Appelli di novembre ad Economia, protestano gli studenti

Appelli di novembre per pochi ad Economia. La decisione del Consiglio della Facoltà dell’Ateneo federiciano lascia con l’amaro in bocca. Ecco uno stralcio della lettera che ci è stata inviata da un gruppo di studenti.  
“Siamo un gruppo di studenti iscritti al secondo anno della Facoltà di Economia dell’Ateneo Federico II di Napoli. Lo scorso anno, quando ci siamo iscritti, l’ordinamento della nostra Facoltà, come tutti gli ordinamenti delle Facoltà dello stesso Ateneo, prevedeva che noi  studenti potessimo sostenere gli esami nei mesi di gennaio, febbraio, aprile, giugno, luglio, settembre e novembre (in alcune Facoltà dello stesso  Ateneo è tuttora previsto di poter sostenere gli esami tutti i mesi  dell’anno). Quest’anno, a sorpresa, dopo aver pagato le tasse universitarie il Consiglio della nostra Facoltà ha deliberato l’abrogazione della sessione d’esame di novembre. L’unica motivazione adotta dal Consiglio di Facoltà è che in questo modo non sarà necessario interrompere i corsi della sessione settembre-gennaio per dover sostenere gli esami a novembre. Tanto per iniziare, questa motivazione non regge tenuto conto il contenuto della stessa delibera del Consiglio di Facoltà. Infatti, la delibera in questione prevede che solo alcuni studenti quali quelli che devono laurearsi a dicembre, i fuori corso ed altre categorie possono sostenere gli esami (il tutto è visibile all’indirizzo internet  www.economia.unina.it, sessione didattica). Se la sessione di esami c’è solo per una piccola parte degli studenti, comunque i corsi dovranno subire una interruzione (…..)

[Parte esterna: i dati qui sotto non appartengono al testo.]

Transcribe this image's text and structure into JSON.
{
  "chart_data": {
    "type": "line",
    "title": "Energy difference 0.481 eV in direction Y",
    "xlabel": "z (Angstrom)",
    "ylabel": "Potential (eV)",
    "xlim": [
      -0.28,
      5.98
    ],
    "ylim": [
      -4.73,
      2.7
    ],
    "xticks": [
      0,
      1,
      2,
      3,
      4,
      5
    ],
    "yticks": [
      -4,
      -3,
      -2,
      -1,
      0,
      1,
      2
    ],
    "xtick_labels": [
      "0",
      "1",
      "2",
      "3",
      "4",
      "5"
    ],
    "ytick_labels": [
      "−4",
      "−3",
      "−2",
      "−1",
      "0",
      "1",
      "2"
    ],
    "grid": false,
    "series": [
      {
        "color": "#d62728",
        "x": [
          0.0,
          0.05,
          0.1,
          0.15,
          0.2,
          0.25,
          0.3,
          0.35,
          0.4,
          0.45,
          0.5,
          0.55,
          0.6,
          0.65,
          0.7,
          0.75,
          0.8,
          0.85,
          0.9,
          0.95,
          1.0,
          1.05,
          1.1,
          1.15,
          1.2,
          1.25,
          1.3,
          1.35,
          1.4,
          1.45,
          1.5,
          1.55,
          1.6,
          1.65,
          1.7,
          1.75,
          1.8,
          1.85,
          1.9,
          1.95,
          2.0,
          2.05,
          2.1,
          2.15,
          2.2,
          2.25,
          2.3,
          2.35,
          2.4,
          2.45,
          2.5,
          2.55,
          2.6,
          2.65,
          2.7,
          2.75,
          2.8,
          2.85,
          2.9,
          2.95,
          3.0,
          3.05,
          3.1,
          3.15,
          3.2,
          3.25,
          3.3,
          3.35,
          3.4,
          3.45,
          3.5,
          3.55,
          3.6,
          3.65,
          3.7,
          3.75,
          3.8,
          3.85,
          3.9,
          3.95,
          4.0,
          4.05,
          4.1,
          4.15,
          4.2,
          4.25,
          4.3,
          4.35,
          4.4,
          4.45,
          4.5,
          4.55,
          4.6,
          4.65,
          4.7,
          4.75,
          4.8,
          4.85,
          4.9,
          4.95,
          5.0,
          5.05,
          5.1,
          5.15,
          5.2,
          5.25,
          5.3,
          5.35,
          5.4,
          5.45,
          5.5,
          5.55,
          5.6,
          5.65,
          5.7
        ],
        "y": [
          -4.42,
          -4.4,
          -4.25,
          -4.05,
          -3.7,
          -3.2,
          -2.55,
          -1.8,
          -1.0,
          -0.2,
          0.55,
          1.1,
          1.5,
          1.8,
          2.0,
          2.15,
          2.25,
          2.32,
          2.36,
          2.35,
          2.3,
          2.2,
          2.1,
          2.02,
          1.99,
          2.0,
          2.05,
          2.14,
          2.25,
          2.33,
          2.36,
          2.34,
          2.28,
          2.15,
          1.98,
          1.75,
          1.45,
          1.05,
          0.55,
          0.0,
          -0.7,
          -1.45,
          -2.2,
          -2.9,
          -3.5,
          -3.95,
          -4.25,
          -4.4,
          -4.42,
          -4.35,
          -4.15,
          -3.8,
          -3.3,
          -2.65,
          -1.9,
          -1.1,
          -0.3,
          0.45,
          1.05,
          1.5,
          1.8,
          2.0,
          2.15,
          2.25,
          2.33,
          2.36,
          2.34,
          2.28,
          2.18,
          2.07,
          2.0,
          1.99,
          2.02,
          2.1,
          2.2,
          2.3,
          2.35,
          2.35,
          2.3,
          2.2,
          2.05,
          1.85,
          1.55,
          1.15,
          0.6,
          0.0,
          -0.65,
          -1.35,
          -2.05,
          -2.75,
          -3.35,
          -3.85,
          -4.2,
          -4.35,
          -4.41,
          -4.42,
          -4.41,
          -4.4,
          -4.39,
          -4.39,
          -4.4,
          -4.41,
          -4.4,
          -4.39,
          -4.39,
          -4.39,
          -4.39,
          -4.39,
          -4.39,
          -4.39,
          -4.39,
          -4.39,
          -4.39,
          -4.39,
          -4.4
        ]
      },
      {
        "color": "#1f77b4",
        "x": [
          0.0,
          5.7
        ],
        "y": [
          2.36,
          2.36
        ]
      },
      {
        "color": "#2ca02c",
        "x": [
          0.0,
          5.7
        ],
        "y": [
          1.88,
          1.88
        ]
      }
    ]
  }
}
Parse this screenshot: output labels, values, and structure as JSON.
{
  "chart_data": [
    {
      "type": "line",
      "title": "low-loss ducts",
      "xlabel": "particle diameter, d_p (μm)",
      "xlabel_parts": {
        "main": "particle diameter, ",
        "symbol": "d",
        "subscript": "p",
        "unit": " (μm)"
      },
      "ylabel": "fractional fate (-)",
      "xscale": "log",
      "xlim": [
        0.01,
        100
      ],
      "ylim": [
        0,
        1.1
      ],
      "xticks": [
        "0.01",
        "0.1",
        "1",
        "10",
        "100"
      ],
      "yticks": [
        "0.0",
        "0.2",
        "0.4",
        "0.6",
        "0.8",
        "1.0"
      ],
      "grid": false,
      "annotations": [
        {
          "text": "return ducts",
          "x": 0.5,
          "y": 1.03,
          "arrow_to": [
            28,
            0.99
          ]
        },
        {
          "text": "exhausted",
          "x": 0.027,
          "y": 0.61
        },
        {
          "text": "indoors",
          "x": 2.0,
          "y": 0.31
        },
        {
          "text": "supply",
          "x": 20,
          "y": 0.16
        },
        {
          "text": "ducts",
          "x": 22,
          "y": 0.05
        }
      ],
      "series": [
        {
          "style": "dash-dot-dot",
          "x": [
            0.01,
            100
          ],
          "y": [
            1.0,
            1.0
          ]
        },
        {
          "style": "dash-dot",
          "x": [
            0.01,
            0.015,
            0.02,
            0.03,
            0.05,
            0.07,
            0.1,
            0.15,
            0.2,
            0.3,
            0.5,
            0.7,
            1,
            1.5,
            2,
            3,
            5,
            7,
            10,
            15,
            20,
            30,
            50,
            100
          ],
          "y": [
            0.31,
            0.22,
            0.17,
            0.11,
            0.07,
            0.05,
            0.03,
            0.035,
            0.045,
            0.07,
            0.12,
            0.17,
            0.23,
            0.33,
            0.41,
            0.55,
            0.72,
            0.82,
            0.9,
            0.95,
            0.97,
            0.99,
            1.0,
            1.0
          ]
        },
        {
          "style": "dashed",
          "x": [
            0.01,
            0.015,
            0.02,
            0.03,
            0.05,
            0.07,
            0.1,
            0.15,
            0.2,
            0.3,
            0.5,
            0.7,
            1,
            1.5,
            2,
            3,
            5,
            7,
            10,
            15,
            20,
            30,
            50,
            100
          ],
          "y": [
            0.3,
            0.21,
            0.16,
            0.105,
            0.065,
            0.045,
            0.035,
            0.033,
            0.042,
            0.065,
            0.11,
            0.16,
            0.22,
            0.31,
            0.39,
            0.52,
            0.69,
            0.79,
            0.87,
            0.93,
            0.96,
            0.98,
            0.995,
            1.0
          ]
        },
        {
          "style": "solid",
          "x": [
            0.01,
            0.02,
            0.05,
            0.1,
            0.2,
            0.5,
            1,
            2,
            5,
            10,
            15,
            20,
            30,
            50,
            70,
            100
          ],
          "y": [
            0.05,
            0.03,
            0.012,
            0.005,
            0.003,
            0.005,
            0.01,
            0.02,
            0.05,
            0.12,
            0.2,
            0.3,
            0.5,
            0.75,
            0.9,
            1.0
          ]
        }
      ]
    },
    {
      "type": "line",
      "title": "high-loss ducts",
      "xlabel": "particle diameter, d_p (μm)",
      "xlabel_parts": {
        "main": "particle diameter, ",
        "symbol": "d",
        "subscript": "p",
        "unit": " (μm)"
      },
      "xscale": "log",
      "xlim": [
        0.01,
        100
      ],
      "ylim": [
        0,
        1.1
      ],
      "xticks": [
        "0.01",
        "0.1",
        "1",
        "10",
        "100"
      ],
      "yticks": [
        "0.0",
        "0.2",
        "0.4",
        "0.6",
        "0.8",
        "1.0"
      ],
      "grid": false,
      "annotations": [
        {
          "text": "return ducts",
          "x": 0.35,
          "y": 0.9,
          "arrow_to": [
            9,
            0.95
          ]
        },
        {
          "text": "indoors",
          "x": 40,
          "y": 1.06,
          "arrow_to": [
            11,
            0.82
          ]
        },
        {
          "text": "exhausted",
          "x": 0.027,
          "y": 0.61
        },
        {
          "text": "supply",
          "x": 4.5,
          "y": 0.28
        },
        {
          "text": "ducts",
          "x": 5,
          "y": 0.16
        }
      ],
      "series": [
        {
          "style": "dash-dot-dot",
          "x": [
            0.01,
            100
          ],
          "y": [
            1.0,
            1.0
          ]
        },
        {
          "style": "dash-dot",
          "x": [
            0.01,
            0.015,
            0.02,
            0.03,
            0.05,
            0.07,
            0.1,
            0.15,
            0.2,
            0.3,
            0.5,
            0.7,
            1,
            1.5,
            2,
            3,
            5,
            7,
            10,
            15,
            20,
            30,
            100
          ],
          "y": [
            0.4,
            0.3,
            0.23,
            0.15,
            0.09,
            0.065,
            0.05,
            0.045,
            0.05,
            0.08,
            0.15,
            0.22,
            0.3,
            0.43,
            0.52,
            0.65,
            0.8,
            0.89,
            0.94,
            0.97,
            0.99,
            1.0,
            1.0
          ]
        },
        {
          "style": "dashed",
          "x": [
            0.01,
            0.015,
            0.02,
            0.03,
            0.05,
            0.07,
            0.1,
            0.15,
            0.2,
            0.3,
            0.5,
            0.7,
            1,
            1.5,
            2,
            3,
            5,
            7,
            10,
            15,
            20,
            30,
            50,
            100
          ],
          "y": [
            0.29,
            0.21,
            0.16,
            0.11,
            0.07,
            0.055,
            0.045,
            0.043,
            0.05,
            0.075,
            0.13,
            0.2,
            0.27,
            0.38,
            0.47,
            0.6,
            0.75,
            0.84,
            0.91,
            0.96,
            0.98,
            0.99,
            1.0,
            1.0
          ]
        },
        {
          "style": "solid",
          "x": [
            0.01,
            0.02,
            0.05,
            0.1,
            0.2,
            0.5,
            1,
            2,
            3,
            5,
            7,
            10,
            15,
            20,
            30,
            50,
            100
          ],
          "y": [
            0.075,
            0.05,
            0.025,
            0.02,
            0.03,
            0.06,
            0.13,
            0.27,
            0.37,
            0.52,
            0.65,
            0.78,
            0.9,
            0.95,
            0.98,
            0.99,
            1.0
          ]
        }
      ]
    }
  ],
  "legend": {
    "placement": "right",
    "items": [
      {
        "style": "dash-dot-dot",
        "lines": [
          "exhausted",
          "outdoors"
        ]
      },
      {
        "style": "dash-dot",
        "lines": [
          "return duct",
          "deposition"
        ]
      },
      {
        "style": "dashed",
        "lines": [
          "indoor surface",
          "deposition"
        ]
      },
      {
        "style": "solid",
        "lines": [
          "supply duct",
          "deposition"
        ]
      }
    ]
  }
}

Gli studenti contestano che la delibera sia stata approvata nel mese di luglio…“Periodo dell’anno in cui la Facoltà è deserta in quanto tantissimi studenti avendo terminato gli esami sono andati in vacanza. In tal modo nessuno ha potuto protestare anzi sono in tanti a non sapere della bella notizia che li attende al rientro delle vacanze e alla ripresa degli studi”.
E sottolineano “noi iscritti agli anni successivi al primo abbiamo pagato le tasse per poter sostenere gli esami nei mesi di gennaio, febbraio, aprile, giugno, luglio, settembre e novembre” e invece dopo il mese di settembre, per gli esami ”bisognerà attendere gennaio. È assurdo e consentiteci dire uno schifo!!!!”.
“Ma c’è ancora dell’altro –aggiungono- Nell’intento del Consiglio di Facoltà vi è l’intenzione di eliminare il prossimo anno anche la sessione di esame di aprile il che significherà per noi studenti poter sostenere gli esami 3 volte in un anno (a gennaio- febbraio, a giugno-luglio e a settembre)”. Meno appelli si traducono in un allungamento “dei tempi degli studi ritardando l’ingresso nel mondo del lavoro, il tutto a danno delle nostre famiglie che ci sostengono economicamente”.